Evitemos este otro “enemigo sutil” de la santidad que lleva a considerar la postura propia la más auténtica por gozar -así se pretende- de una “visión sobrenatural”, mientras se critica la postura que busca la salud espiritual de los fieles evitando poner en peligro su salud corporal, hasta donde prudencialmente es posible.

Dejémonos también iluminar en esto por la recta fe de la Iglesia. Contemplemos el misterio admirable de la encarnación y no enfrentemos la naturaleza humana a la divina, la naturaleza a la gracia, la salud del cuerpo a la del alma, pues sabemos que «hay un sólo Médico, carnal y espiritual, creado e increado, que en la carne llegó a ser Dios, en la muerte, vida verdadera, (nacido) de María y de Dios, primero pasible y, luego, impasible, Jesucristo nuestro Señor». (San Ignacio de Antioquía, Ef. 7, 2 (FuP 1, 111; BPa 50, 239).

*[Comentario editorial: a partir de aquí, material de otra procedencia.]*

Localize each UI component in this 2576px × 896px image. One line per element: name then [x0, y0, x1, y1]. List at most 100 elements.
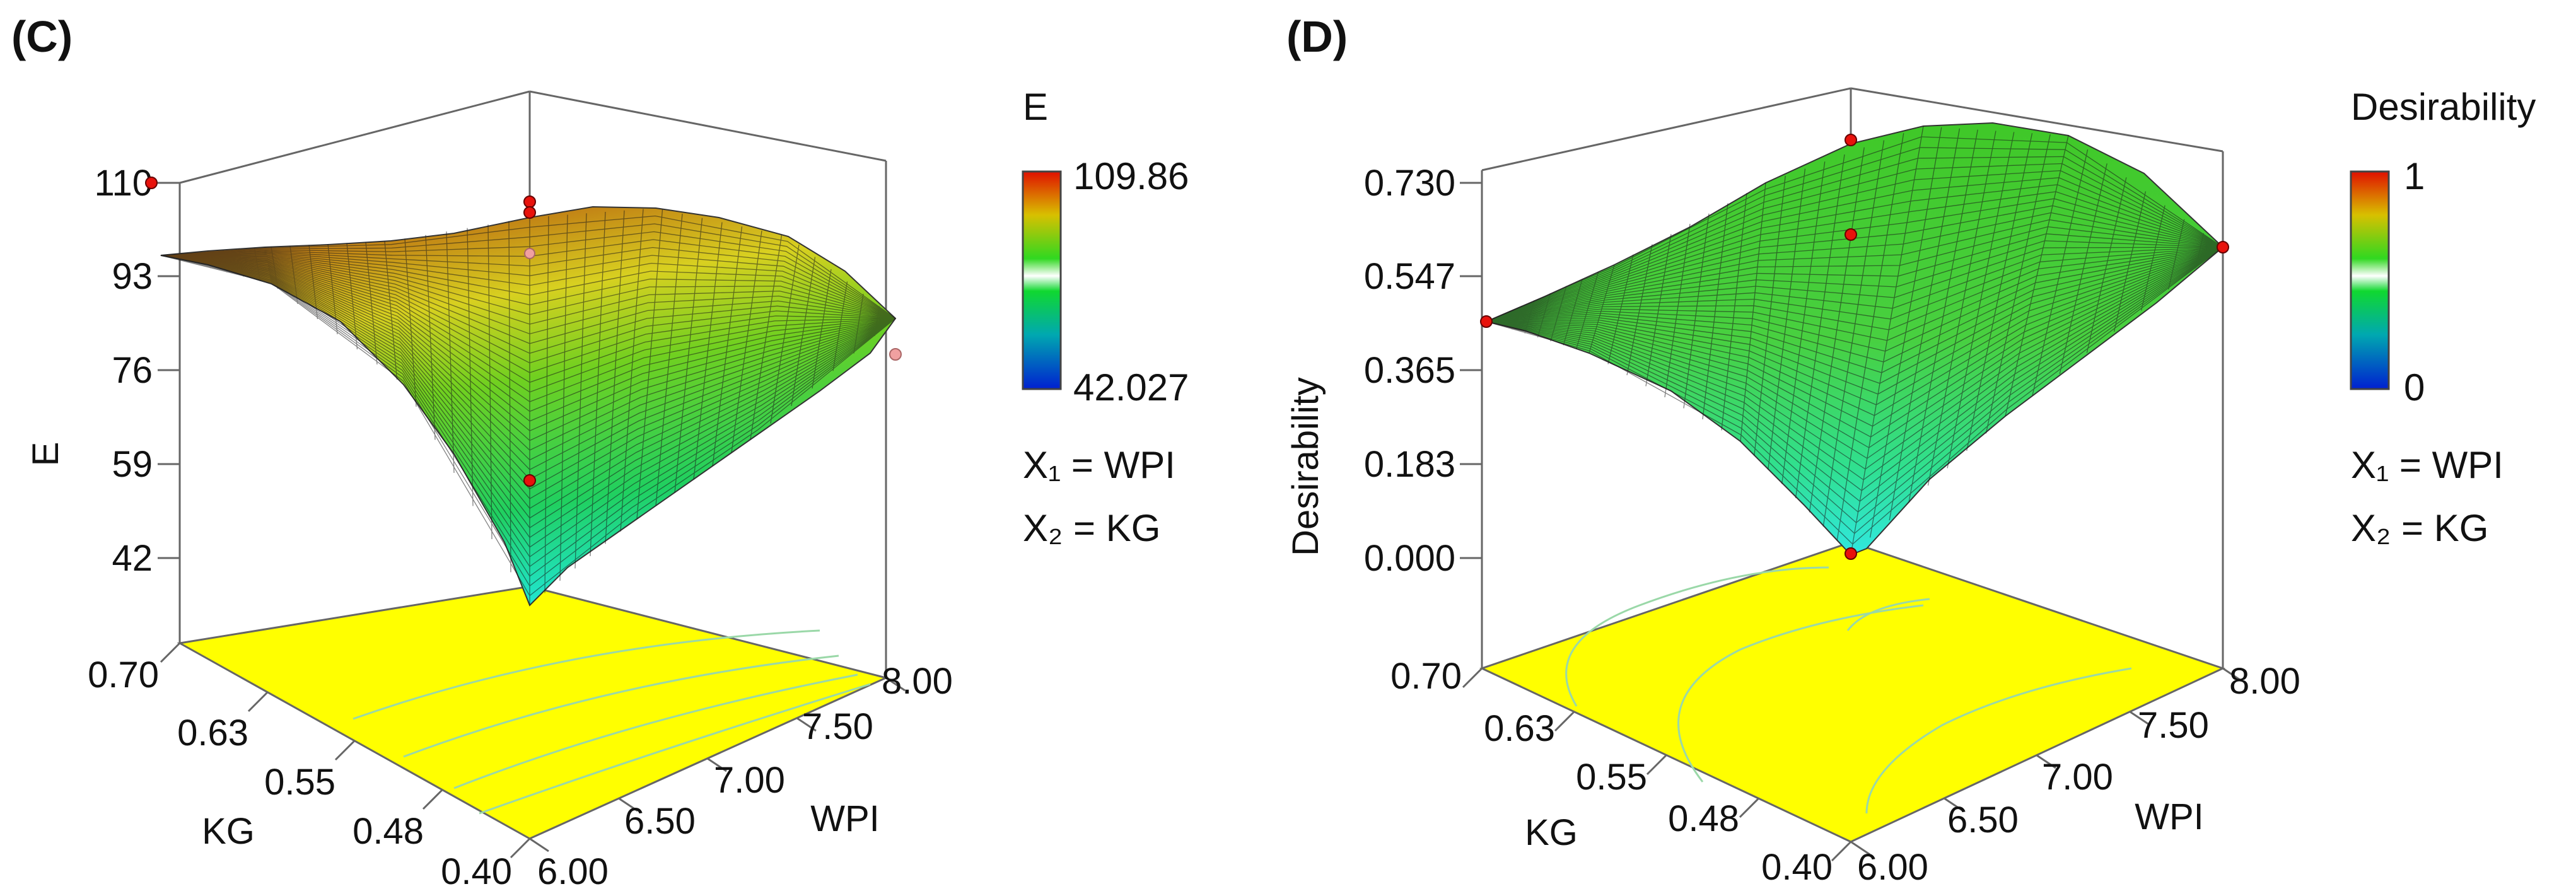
panel-d-z-tick-label: 0.547 — [1364, 256, 1455, 297]
panel-c-design-points — [145, 177, 902, 487]
mesh-line — [712, 226, 743, 467]
panel-d-kg-tick-label: 0.70 — [1390, 656, 1462, 697]
mesh-line — [620, 209, 644, 532]
panel-c-point-4 — [524, 248, 535, 259]
mesh-line — [1927, 131, 1996, 486]
panel-c-kg-tick-label: 0.48 — [353, 811, 424, 852]
mesh-line — [160, 255, 896, 596]
mesh-line — [1822, 140, 1885, 527]
mesh-line — [1486, 247, 2223, 491]
panel-c-wpi-axis-label: WPI — [810, 798, 880, 839]
mesh-line — [1947, 132, 2015, 468]
panel-d-factor-x1: X₁ = WPI — [2351, 444, 2503, 486]
panel-d-kg-ticks — [1462, 667, 1852, 862]
panel-d-design-points — [1480, 134, 2229, 560]
panel-c-point-5 — [523, 474, 536, 487]
panel-d-wpi-axis-label: WPI — [2135, 796, 2204, 837]
mesh-line — [160, 255, 896, 422]
mesh-line — [1486, 247, 2223, 513]
panel-c-factor-x1: X₁ = WPI — [1023, 444, 1175, 486]
mesh-line — [1836, 133, 1904, 541]
mesh-line — [160, 255, 896, 490]
mesh-line — [693, 222, 723, 480]
panel-c-kg-tick-label: 0.40 — [441, 851, 512, 892]
panel-c-colorbar — [1022, 170, 1062, 390]
mesh-line — [1869, 127, 1942, 538]
panel-d-z-tick-label: 0.365 — [1364, 350, 1455, 391]
panel-d-wpi-tick-label: 8.00 — [2229, 661, 2300, 702]
panel-d-factor-x2: X₂ = KG — [2351, 507, 2488, 549]
panel-c-factor-x2: X₂ = KG — [1023, 507, 1160, 549]
panel-c-colorbar-max: 109.86 — [1073, 155, 1189, 197]
panel-c-wpi-tick-label: 6.50 — [624, 801, 696, 842]
panel-c-surface-mesh — [160, 209, 896, 605]
panel-d-z-ticks — [1460, 182, 1482, 559]
panel-d-surface-mesh — [1486, 125, 2223, 556]
mesh-line — [2059, 163, 2107, 375]
mesh-line — [1486, 247, 2223, 405]
mesh-line — [750, 235, 783, 440]
mesh-line — [1850, 125, 1924, 556]
panel-d-kg-axis-label: KG — [1525, 812, 1578, 853]
mesh-line — [1809, 147, 1865, 513]
panel-c-kg-tick-label: 0.63 — [177, 713, 248, 753]
panel-c-kg-axis-label: KG — [202, 811, 255, 852]
mesh-line — [770, 244, 800, 424]
mesh-line — [1486, 247, 2223, 341]
panel-d-point-1 — [1845, 134, 1857, 146]
panel-d-point-2 — [1845, 228, 1857, 241]
mesh-line — [1486, 247, 2223, 427]
panel-d: (D) 0.730 0.54 — [1285, 12, 2536, 888]
panel-d-surface-patch — [1484, 122, 2224, 556]
mesh-line — [160, 255, 896, 548]
mesh-line — [605, 210, 625, 544]
panel-c-z-tick-label: 93 — [112, 256, 153, 297]
panel-c-wpi-ticks — [529, 677, 906, 852]
panel-d-wpi-tick-label: 7.50 — [2138, 705, 2209, 746]
mesh-line — [544, 216, 549, 593]
panel-d-wpi-tick-label: 6.50 — [1947, 800, 2019, 841]
panel-d-point-5 — [1845, 547, 1857, 560]
mesh-line — [2032, 149, 2089, 395]
mesh-line — [160, 255, 896, 528]
mesh-line — [160, 255, 896, 499]
mesh-line — [160, 255, 896, 451]
mesh-line — [160, 255, 896, 558]
mesh-line — [1486, 247, 2223, 502]
mesh-line — [160, 255, 896, 432]
panel-d-z-axis-label: Desirability — [1285, 377, 1326, 556]
panel-d-z-tick-label: 0.183 — [1364, 444, 1455, 485]
panel-d-colorbar-title: Desirability — [2351, 86, 2536, 128]
panel-c-z-tick-label: 76 — [112, 350, 153, 391]
panel-c-z-tick-label: 42 — [112, 538, 153, 579]
panel-c-z-tick-label: 59 — [112, 444, 153, 485]
mesh-line — [590, 211, 606, 557]
mesh-line — [1889, 128, 1961, 521]
mesh-line — [1486, 247, 2223, 384]
panel-d-kg-tick-label: 0.40 — [1761, 847, 1833, 888]
mesh-line — [1908, 129, 1978, 503]
panel-c-point-6 — [889, 348, 902, 361]
mesh-line — [1486, 247, 2223, 448]
panel-c-kg-ticks — [160, 642, 531, 859]
mesh-line — [674, 218, 703, 493]
mesh-line — [636, 209, 663, 520]
mesh-line — [1486, 247, 2223, 416]
panel-c: (C) — [11, 12, 1189, 892]
panel-d-z-tick-label: 0.000 — [1364, 538, 1455, 579]
mesh-line — [1486, 247, 2223, 534]
panel-c-kg-tick-label: 0.70 — [88, 655, 159, 695]
panel-d-contours — [1565, 566, 2132, 814]
panel-d-wpi-tick-label: 7.00 — [2042, 757, 2113, 798]
panel-d-surface — [1484, 122, 2224, 556]
mesh-line — [2005, 135, 2069, 417]
panel-c-point-3 — [523, 206, 536, 219]
panel-d-kg-tick-label: 0.63 — [1484, 708, 1555, 749]
mesh-line — [2140, 205, 2165, 311]
panel-c-colorbar-min: 42.027 — [1073, 366, 1189, 409]
mesh-line — [874, 306, 880, 336]
mesh-line — [731, 230, 762, 453]
mesh-line — [1985, 134, 2051, 434]
mesh-line — [832, 281, 848, 371]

En una situación como la actual se percibe aún con más claridad la necesidad de mantenernos unidos.

Evitemos todo lo que quiebra la comunión. Superemos el discurso tramposo que enfrenta a “los que tienen fe” con “los que tienen miedo”.

No caigamos en la tentación del individualismo, buscando “soluciones” por cuenta propia. Necesitamos caminar juntos.

Renovemos la oración por nuestro Obispo. Pidamos al Señor que lo colme con su luz y lo robustezca con su gracia para que en sus decisiones reconozcamos el báculo firme y las entrañas misericordiosas del Buen Pastor.

Y quienes tenemos la dicha inmensa de pertenecer a la Diócesis de Getafe acojamos las palabras de un obispo mártir del siglo I, san Ignacio de Antioquía, como palabras dirigidas a nosotros en el momento presente: «Seguid todos al obispo, como Jesucristo al Padre». San Ignacio de Antioquía, Smyrn. 8, 1-2 (FuP 1, 177; FuP 50, 278-279).

Que la Reina de los Ángeles, protectora y patrona de nuestra diócesis, nos alcance de su Hijo el consuelo de una comunión renovada, la salud de los enfermos y la protección de nuestro pueblo. ¡Nada sin María! ¡Todo con Ella!